Protesta per il campo di via Sette Termini utilizzato per tornei di softball. Il vetro rotto, la lettera di una residente e la presa di posizione della Lega
Con l’arrivo della bella stagione si riaccendono le polemiche nel quartiere di San Fermo. Al centro della protesta dei residenti c’è il campo di via Sette Termini, utilizzato ogni domenica per tornei di softball che, secondo il vicinato, si protraggono per l’intera giornata trasformando il giorno festivo in un incubo di rumori e tensioni.
Le criticità non sono nuove: già la scorsa estate la zona era stata teatro di accese proteste per la musica ad alto volume, il consumo di alcolici e continui schiamazzi dalla mattina alla sera, episodi che in passato avevano richiesto anche l’intervento delle forze dell'ordine. Ma l’ultimo fine settimana ha fatto registrare un salto di qualità sul fronte del pericolo, esasperando gli animi dei cittadini. A far traboccare il vaso è stato un incidente avvenuto nella giornata di ieri, quando una palla da softball ha colpito e pesantemente danneggiato il parabrezza dell’automobile di una residente. L'episodio ha sollevato forti timori per l'incolumità pubblica. «Si tratta di un fatto grave che fortunatamente ha causato solo danni materiali, ma che avrebbe potuto avere conseguenze ben peggiori», scrive la proprietaria del veicolo in una lettera di formale protesta inviata al Comune di Varese. «Mia figlia gioca spesso nei pressi di quell’area: il pensiero che avrebbe potuto essere colpita da una palla lanciata ad alta velocità è sinceramente inquietante. Com’è possibile autorizzare uno sport simile a pochi metri dai condomini senza barriere efficaci?».
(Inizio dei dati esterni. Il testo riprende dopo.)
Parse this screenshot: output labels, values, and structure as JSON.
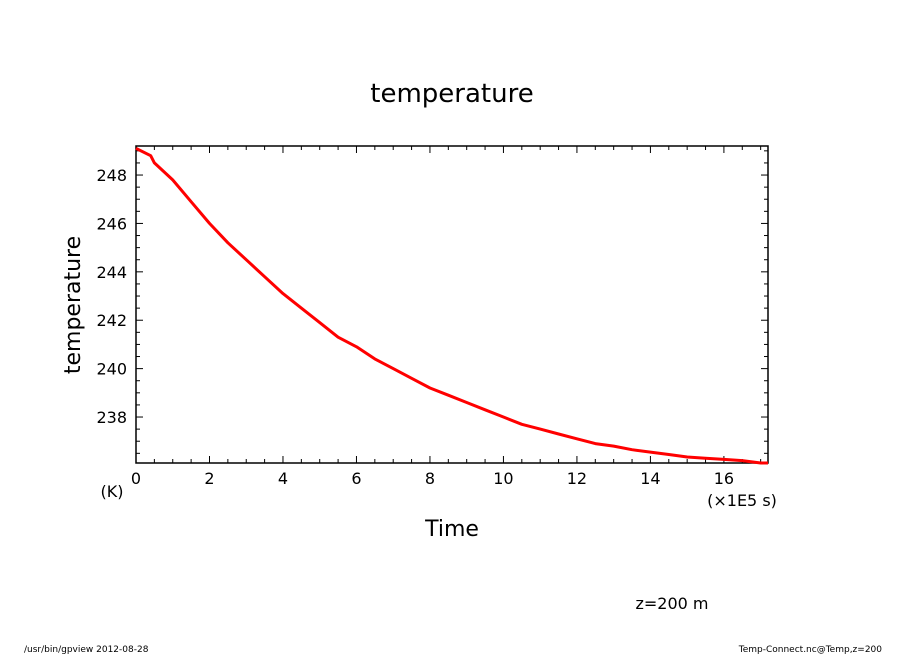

Secondo quanto riferito dagli abitanti della zona, non si tratterebbe del primo caso di danneggiamento.
LEGA ALL’ATTACCO
L’affondo della Lega col segretario cittadino Marco Bordonaro: «Nessun razzismo, colpa del Comune». Bordonaro ha raccolto le segnalazioni e ha già investito del problema l’assessore allo Sport, Stefano Malerba, senza tuttavia ottenere riscontri concreti. «Il campo 11 nasce come struttura per il calcio, dove una partita dura novanta minuti, non dodici ore», attacca Bordonaro. «Non è un’area feste. Questa situazione costringe i residenti, tra cui molti anziani, a tenere le finestre sbarrate in estate, negando il diritto al riposo».
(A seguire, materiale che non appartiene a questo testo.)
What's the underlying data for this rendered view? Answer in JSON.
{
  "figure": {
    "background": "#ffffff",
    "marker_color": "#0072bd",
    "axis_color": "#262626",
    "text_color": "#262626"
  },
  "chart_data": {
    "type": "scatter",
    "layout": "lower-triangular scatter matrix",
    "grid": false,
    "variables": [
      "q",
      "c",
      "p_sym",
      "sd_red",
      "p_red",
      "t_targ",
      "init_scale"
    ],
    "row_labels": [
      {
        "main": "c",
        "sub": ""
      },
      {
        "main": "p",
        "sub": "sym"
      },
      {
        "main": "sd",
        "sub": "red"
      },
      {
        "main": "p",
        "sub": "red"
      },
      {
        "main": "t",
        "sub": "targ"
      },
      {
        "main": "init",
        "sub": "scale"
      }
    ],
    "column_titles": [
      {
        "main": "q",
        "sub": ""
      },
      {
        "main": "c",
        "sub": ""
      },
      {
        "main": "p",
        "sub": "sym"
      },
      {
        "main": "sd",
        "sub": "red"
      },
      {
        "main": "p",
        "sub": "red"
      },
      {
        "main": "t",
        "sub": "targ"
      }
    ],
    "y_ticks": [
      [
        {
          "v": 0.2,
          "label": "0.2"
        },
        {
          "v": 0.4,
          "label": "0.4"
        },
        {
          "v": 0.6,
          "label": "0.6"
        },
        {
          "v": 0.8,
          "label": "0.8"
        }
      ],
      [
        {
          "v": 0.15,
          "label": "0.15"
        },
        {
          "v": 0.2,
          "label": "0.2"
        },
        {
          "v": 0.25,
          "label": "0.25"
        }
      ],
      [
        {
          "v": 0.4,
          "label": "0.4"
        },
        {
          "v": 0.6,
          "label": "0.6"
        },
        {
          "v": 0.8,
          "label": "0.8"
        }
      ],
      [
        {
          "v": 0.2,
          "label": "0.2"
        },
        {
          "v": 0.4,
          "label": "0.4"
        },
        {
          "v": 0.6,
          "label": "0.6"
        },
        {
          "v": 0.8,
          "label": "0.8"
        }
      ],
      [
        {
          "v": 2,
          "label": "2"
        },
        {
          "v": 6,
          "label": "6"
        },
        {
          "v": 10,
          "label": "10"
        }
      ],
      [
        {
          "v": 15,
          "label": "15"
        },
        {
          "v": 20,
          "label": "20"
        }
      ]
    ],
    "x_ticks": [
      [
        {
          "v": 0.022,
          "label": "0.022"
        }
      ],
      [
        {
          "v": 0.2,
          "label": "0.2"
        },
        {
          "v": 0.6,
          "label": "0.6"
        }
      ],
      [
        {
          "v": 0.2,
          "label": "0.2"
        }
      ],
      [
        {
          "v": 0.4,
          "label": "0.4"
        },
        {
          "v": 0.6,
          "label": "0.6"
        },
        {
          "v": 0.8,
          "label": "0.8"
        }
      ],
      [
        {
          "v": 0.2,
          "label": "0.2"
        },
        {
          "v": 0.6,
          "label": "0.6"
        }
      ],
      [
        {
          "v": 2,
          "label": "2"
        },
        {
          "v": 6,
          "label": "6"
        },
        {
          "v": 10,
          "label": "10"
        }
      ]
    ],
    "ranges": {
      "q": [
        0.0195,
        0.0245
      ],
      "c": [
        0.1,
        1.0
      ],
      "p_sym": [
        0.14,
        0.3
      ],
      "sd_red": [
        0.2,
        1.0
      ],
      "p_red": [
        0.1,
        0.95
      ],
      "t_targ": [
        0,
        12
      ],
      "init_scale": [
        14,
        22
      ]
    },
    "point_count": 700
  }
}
Il segretario cittadino respinge inoltre con fermezza le accuse di intolleranza sollevate in passato: «Macché razzismo. La responsabilità non è dei giocatori, ma dell’amministrazione comunale che consente la pratica di questo sport in un impianto palesemente inadatto, senza individuare un’alternativa e senza tutelare la sicurezza dei cittadini. Così si creano solo tensioni inutili».
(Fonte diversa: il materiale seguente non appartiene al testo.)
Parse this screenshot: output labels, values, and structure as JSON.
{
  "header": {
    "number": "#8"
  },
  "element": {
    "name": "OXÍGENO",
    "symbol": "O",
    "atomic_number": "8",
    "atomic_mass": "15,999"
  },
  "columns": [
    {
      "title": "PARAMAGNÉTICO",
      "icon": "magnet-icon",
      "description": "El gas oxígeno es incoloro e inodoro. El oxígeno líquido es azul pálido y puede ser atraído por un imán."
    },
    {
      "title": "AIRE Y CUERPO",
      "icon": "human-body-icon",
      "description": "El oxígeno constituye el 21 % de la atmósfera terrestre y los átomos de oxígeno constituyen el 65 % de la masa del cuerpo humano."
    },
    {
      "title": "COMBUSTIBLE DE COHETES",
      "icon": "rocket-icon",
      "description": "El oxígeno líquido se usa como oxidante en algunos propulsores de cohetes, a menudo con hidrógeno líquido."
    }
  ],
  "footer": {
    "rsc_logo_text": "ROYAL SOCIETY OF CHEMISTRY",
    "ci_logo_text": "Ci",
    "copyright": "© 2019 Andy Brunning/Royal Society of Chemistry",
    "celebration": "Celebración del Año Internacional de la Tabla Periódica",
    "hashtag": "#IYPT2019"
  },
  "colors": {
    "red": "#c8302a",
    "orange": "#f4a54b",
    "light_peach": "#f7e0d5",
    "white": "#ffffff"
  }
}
UN QUARTIERE CHE CHIEDE RISPETTO
Il caso di via Sette Termini diventa per l’opposizione l'emblema di una più generale disattenzione verso la periferia. Bordonaro elenca le criticità storiche del rione: dal degrado in cui versa il Centro Grilli ai rischi per la scuola Quattro Novembre, fino alla contestata realizzazione della palestra di roccia e dei campi da padel, calati dall’alto «nonostante la forte contrarietà del quartiere». La battaglia sul softball, in ogni caso, è destinata a spostarsi a Palazzo Estense. Il gruppo della Lega ha infatti annunciato il deposito a breve di un’interrogazione in Consiglio comunale per pretendere risposte immediate e verifiche sulla conformità dell'impianto. «Se questo non dovesse bastare – conclude il segretario del Carroccio – valuteremo ulteriori iniziative, anche sotto il profilo legale».